Wednesday, July 06, 2016

Naked Vine One-Hitter: Following the Tour de France, sorta.

Hey everyone! It's Tour de France time! You know, the one time a year where Americans pay cursory attention to the sport of cycling. (The leading American as of the writing of this article was household name Tejay Van Garderen, currently in 15th.)

I thought it might be fun to write a series of articles tracking the wines of the various regions through which the riders were speeding. (The idea came from Sean at Colangelo.)

In years past, I remember the Tour basically zooming through all of the various regions of France, but this year is different. This year, they started with several runs around Utah Beach, the site of the Allied D-Day invasion. From there, the peloton will make its way south through Saumur and Limoges before heading towards the south of France.
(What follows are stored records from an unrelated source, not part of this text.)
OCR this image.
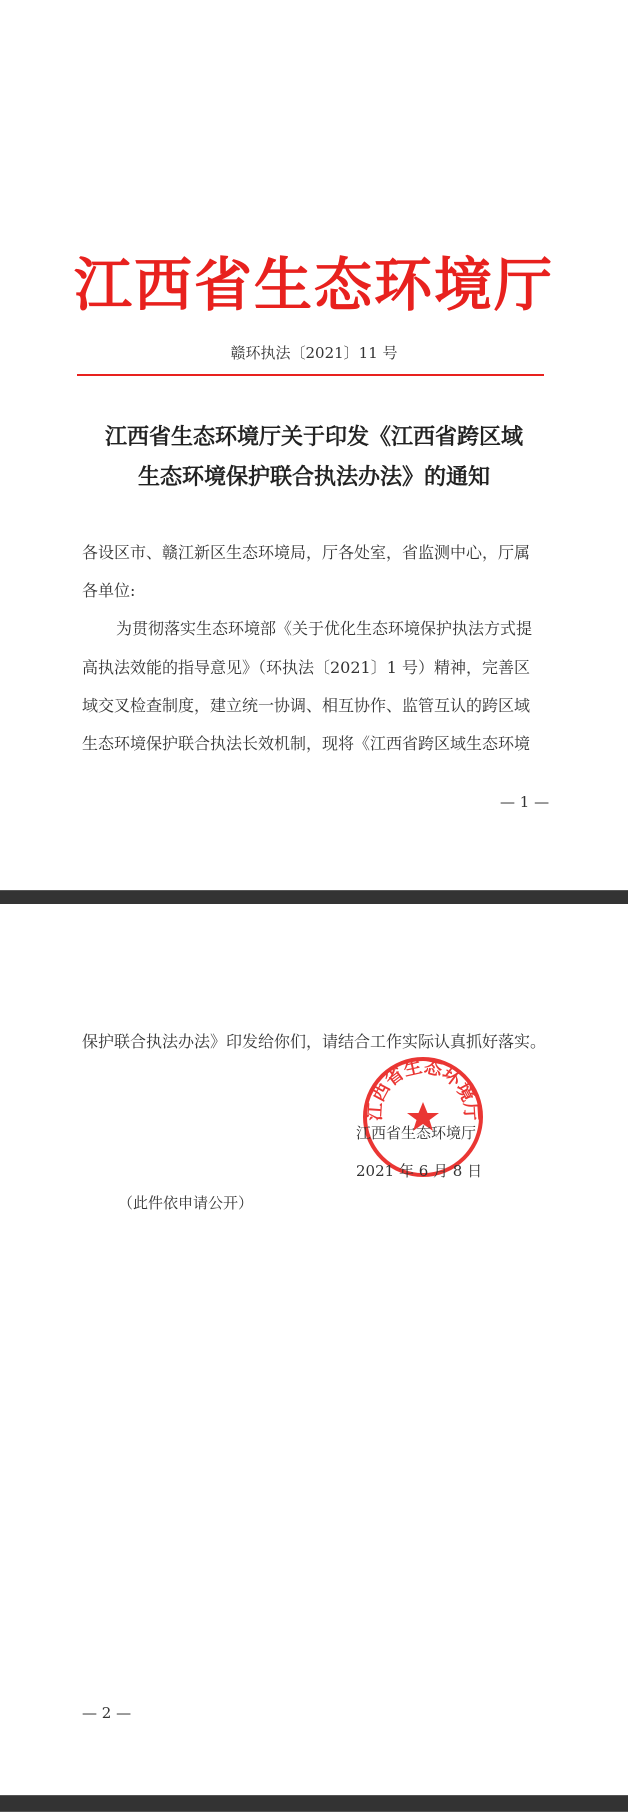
江西省生态环境厅
赣环执法〔2021〕11 号
江西省生态环境厅关于印发《江西省跨区域
生态环境保护联合执法办法》的通知
各设区市、赣江新区生态环境局，厅各处室，省监测中心，厅属
各单位:
为贯彻落实生态环境部《关于优化生态环境保护执法方式提
高执法效能的指导意见》（环执法〔2021〕1 号）精神，完善区
域交叉检查制度，建立统一协调、相互协作、监管互认的跨区域
生态环境保护联合执法长效机制，现将《江西省跨区域生态环境
— 1 —
保护联合执法办法》印发给你们，请结合工作实际认真抓好落实。
江西省生态环境厅
江西省生态环境厅
2021 年 6 月 8 日
（此件依申请公开）
— 2 —
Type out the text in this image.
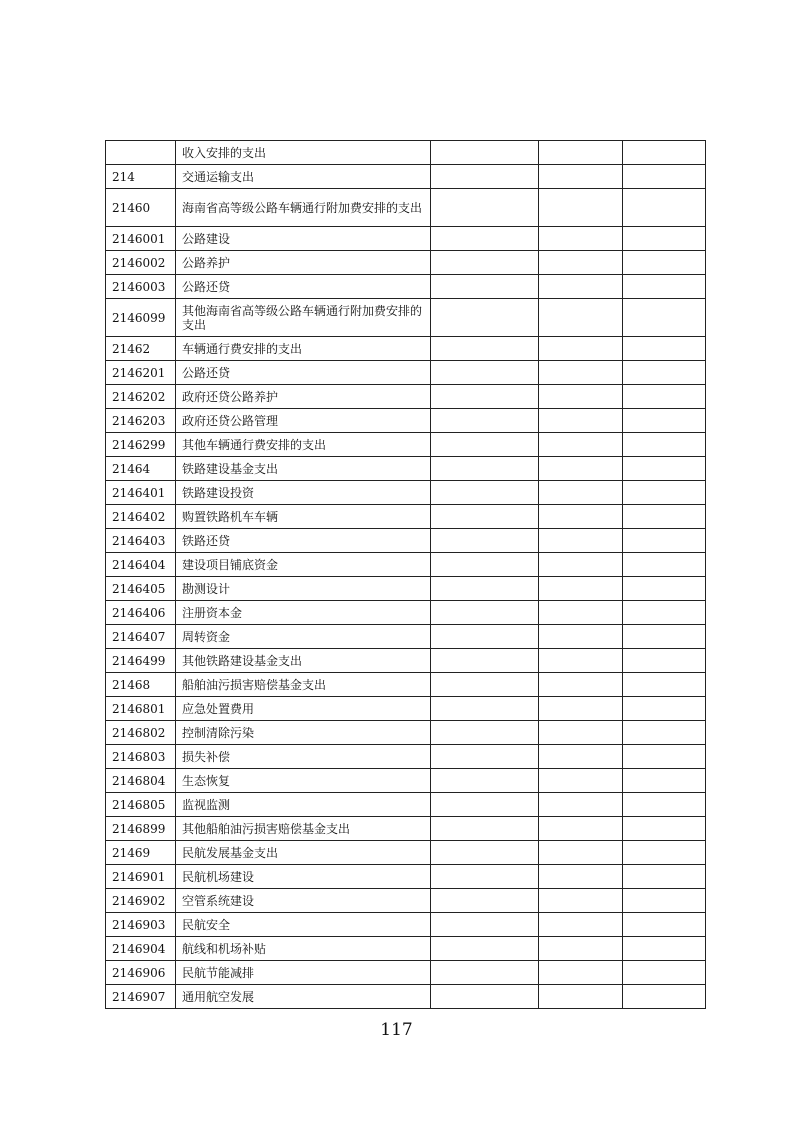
	收入安排的支出			
214	交通运输支出			
21460	海南省高等级公路车辆通行附加费安排的支出			
2146001	公路建设			
2146002	公路养护			
2146003	公路还贷			
2146099	其他海南省高等级公路车辆通行附加费安排的支出			
21462	车辆通行费安排的支出			
2146201	公路还贷			
2146202	政府还贷公路养护			
2146203	政府还贷公路管理			
2146299	其他车辆通行费安排的支出			
21464	铁路建设基金支出			
2146401	铁路建设投资			
2146402	购置铁路机车车辆			
2146403	铁路还贷			
2146404	建设项目铺底资金			
2146405	勘测设计			
2146406	注册资本金			
2146407	周转资金			
2146499	其他铁路建设基金支出			
21468	船舶油污损害赔偿基金支出			
2146801	应急处置费用			
2146802	控制清除污染			
2146803	损失补偿			
2146804	生态恢复			
2146805	监视监测			
2146899	其他船舶油污损害赔偿基金支出			
21469	民航发展基金支出			
2146901	民航机场建设			
2146902	空管系统建设			
2146903	民航安全			
2146904	航线和机场补贴			
2146906	民航节能减排			
2146907	通用航空发展			
117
Unfortunately, the route skirts most of the major wine producing regions, like Bordeaux and Burgundy -- and the subregions therein. Northwest France isn't really known for producing much wine, and I don't really have the cash to casually write about Armagnac, which is where the riders are headed today.

However, after that -- the Tour heads into Gascony, which is a region where wine is inexpensive and plentiful. Gascony, located in southwest France, near the Spanish border, along the foothills of the Pyrenees. The best known wines from that region are white wines. These wines tend to be crisp, acidic, and are made from local grapes like Ugni Blanc and Colombard. The average price of a white from Gascony (which you'll find as "Cotes de Gascogne") are usually around a ten spot.

This description fits the Domaine du Tariquet 2015 “Classic” Cotes de Gascogne to a tee. Tariquet distills Armagnac, a brandy somewhat similar to Cognac, from the aforementioned Ugni Blanc and Colombard. They produce this white wine from the same grapes. I found a load of herbs and green apple on the nose. It was mouthpuckeringly tart initially, but that acidity smooths out a bit as the wine got a little air. The result were plenty of lemony citrus and green apple flavors, which led into a crisp, quick finish. A decent summertime quaffer for $10. Would be nice as an aperitif or with some light fish dishes.